Probably most Parisians feel extremely cautious about public transportation: the metro and the buses. People hang on to poles and grab handles from above to steady themselves. Persons without gloves touch those surfaces thousands of times a day. Wearing gloves is the best idea and figuring out how to clean gloves is smarter. As everywhere around the world at the moment, we are told to wash our hands often and for twenty seconds. Hand sanitisers come in second to hand washing.

The papers say that France is now sounding the alarm since Italy has shut down its borders. But most of all, they are asking all of us to remain calm and use good sense. Compared to what the news says is going on in the US, the French are positively snoozing. Events larger than 1000 people have been cancelled but I haven’t heard any complaints. “Having banned large public gatherings at the end of February, France will see its first match with no fans in 10 years at PSG’s stadium on Wednesday.” France24 The Louvre is open and restricting who enters. Flights to Asia have been cancelled. None of my friends have reported cancelled flights. It’s a wait and see attitude.
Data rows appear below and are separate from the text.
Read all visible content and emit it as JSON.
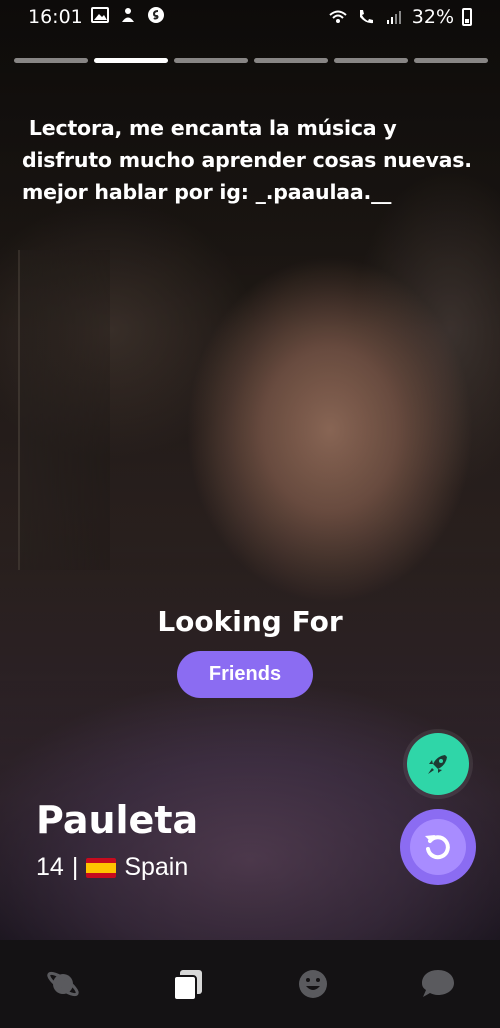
{
  "status": {
    "time": "16:01",
    "battery": "32%"
  },
  "stories": {
    "count": 6,
    "active_index": 1
  },
  "profile": {
    "bio_lines": [
      " Lectora, me encanta la música y",
      "disfruto mucho aprender cosas nuevas.",
      "mejor hablar por ig: _.paaulaa.__"
    ],
    "looking_for_title": "Looking For",
    "looking_for_value": "Friends",
    "name": "Pauleta",
    "age": "14",
    "separator": "|",
    "country": "Spain",
    "flag": "spain-flag-icon"
  },
  "actions": {
    "boost_icon": "rocket-icon",
    "undo_icon": "undo-icon"
  },
  "nav": {
    "items": [
      "planet-icon",
      "cards-icon",
      "smiley-icon",
      "chat-icon"
    ],
    "active": "cards-icon"
  },
  "colors": {
    "accent_purple": "#8b6cf2",
    "boost_green": "#2fd6a8"
  }
}
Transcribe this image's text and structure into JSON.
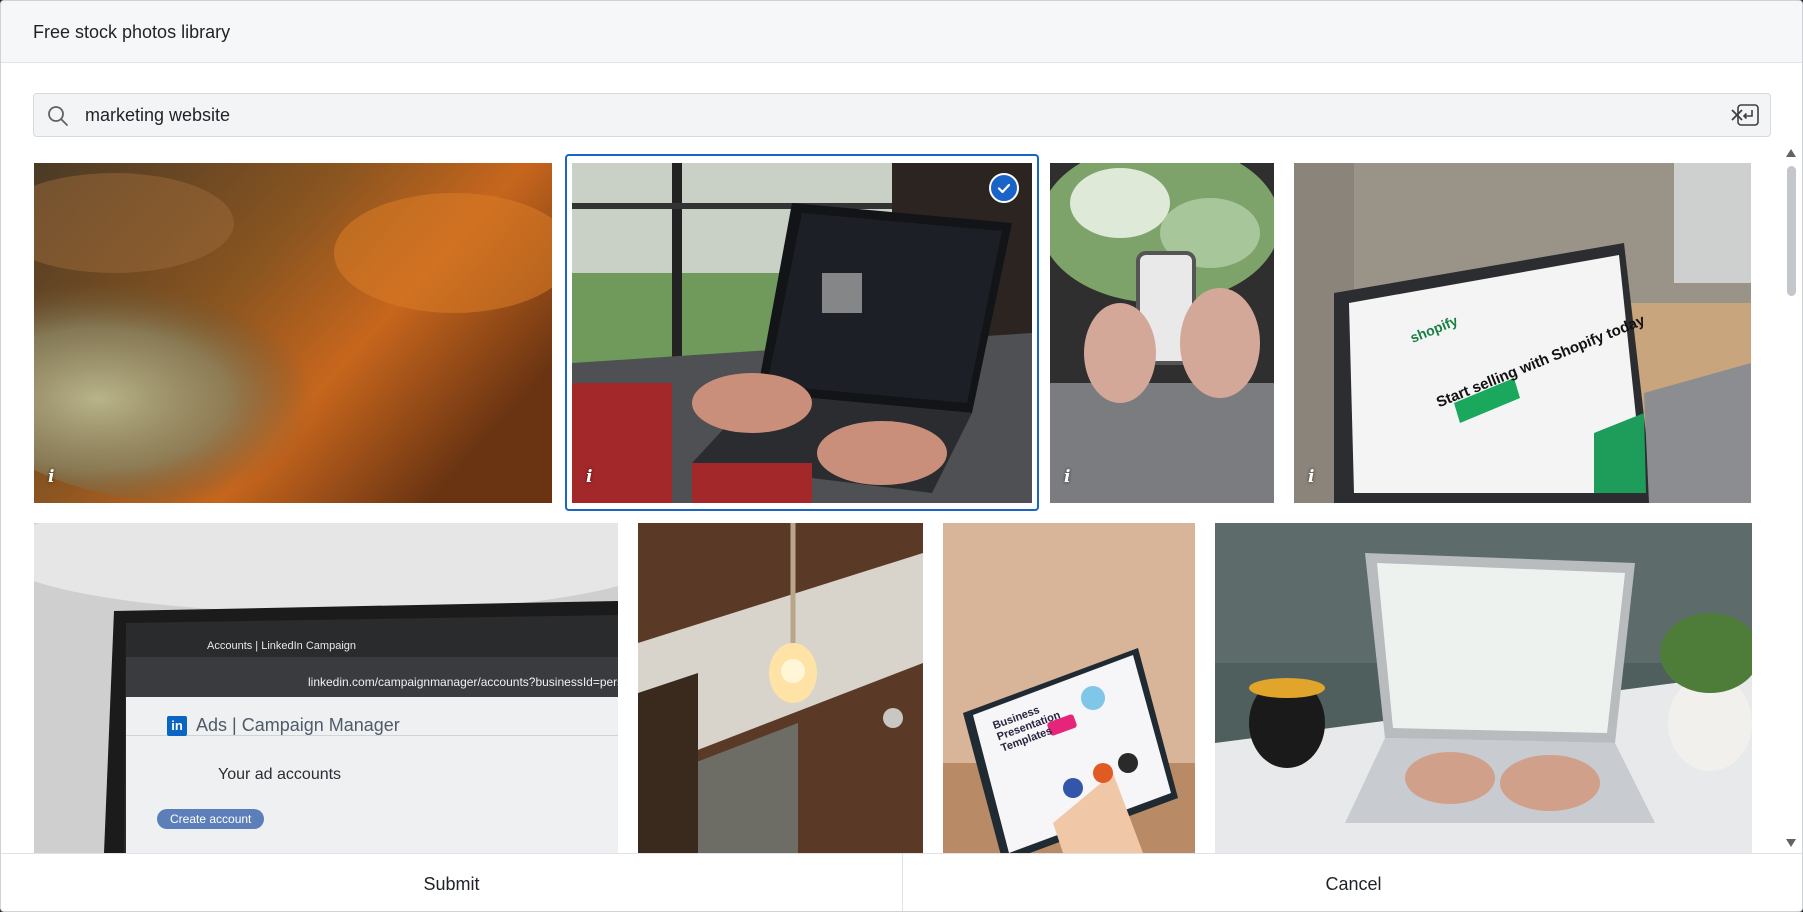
{
  "dialog": {
    "title": "Free stock photos library"
  },
  "search": {
    "value": "marketing website"
  },
  "gallery": {
    "info_label": "i",
    "selected_index": 1,
    "tiles": [
      {
        "name": "photo-lichen-rock"
      },
      {
        "name": "photo-laptop-typing-dark"
      },
      {
        "name": "photo-phone-flowers"
      },
      {
        "name": "photo-shopify-laptop"
      },
      {
        "name": "photo-linkedin-campaign-manager"
      },
      {
        "name": "photo-lightbulb-ceiling"
      },
      {
        "name": "photo-tablet-presentation"
      },
      {
        "name": "photo-laptop-coffee"
      }
    ]
  },
  "linkedin_shot": {
    "tab_text": "Accounts | LinkedIn Campaign",
    "url_text": "linkedin.com/campaignmanager/accounts?businessId=pers",
    "brand": "in",
    "product": "Ads | Campaign Manager",
    "heading": "Your ad accounts",
    "button": "Create account"
  },
  "shopify_shot": {
    "brand": "shopify",
    "headline": "Start selling with Shopify today"
  },
  "tablet_shot": {
    "headline": "Business Presentation Templates"
  },
  "footer": {
    "submit_label": "Submit",
    "cancel_label": "Cancel"
  },
  "colors": {
    "accent": "#1a63c7",
    "header_bg": "#f6f7f9"
  }
}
I have reservations on the Eurostar to go to London March 25-29. I think the only reason I would cancel is if I thought that, for some reason, I couldn’t get back into France. So I guess the next two weeks will be very telling as to how France and her people will handle this.

One thing of note: my home town, Oakland, California, has allowed one of the Princess Cruises to dock at the Oakland port (5th largest in USA). Listserves that I’ve read have people extremely worried/angry as to why the Oakland City Council would allow that. One person, ONE PERSON, wrote how proud they were of Oakland that it would offer its hospitals and emergency services to help the people who have been quarantined on the ship.